Sathyanarayana acknowledged that following her advice is tough. “It puts the burden on the consumer, because our regulatory system has not accounted for these types of chemicals,” she said. “That kind of burden is really tough. When you’re pregnant and trying to think of so many different things, it’s a heavy burden to carry.”

Rather than panic, Campen advised, people should not stress so much about microplastics. Stress, he reminded me, is also a health hazard. And given that we move in a wall-to-wall-plastic world, we know too little to worry, as individuals, over what might be uncontrollable. “Knowing what I know, if I freaked out about it, I would quickly lose my mind,” he said.

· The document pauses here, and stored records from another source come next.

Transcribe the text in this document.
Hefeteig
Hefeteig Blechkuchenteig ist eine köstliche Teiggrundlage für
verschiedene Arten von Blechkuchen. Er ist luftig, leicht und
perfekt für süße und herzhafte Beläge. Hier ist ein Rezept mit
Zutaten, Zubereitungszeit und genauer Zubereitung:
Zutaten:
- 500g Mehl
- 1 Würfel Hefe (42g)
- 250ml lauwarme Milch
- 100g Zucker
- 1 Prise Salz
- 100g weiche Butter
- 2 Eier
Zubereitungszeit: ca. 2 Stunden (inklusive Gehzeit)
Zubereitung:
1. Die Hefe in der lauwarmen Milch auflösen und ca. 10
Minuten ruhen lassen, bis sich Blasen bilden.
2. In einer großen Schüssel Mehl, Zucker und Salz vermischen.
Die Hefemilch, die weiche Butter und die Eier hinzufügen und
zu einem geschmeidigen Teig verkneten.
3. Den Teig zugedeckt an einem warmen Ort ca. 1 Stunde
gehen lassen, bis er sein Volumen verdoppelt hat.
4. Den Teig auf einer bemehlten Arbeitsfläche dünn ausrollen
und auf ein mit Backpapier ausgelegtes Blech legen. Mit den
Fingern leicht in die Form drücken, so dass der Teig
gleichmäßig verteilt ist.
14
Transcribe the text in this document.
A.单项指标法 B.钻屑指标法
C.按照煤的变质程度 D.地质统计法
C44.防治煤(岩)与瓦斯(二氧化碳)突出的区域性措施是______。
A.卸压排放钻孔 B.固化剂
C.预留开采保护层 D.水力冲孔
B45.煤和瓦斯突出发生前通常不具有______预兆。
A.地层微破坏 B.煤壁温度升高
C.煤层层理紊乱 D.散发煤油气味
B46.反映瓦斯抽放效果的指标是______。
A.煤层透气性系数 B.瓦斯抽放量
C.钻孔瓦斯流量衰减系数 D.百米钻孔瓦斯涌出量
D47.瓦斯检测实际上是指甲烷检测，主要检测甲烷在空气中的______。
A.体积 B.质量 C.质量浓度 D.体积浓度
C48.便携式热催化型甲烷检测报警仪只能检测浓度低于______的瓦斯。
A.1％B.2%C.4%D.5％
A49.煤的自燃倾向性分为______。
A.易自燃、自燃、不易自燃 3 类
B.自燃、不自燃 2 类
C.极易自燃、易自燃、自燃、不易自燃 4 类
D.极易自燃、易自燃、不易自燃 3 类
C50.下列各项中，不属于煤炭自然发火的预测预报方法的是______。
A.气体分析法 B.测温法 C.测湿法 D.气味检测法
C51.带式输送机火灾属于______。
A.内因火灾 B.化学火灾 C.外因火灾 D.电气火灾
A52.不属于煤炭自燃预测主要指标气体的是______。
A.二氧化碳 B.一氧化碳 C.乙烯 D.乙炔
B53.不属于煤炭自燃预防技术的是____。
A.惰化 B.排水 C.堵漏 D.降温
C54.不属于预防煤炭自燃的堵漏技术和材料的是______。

Still, despite this breezy advice, Campen admitted that he does stress about the systemic side of the plastics problem. “I worry about the global problem more than my personal health,” he said. “We are in no position to make a change to this exponentially growing problem. That’s what causes me the most stress.” At this point, only major government intervention to limit plastic production could stem the tide, he and both other researchers I spoke with said. Crib mattresses that cost nearly $1,400 are not going to solve it, although they could, in theory, lower the concentration of some of these compounds in your child’s blood. Eventually, Sathyanarayana thinks, companies will catch on, and cheaper plastic-free options will come to market—but that’s a slow process, and few materials stand any chance against the basement-floor pricing of plastic polymers, driven by the profusion of cheap oil and gas used to make it. And if, in a decade, scientists do find that these tiny particles have posed a threat all along, many people will wonder why no one did anything about them sooner. By then, a whole additional generation will have been born into a polymer world, wrapped in plastic since the womb.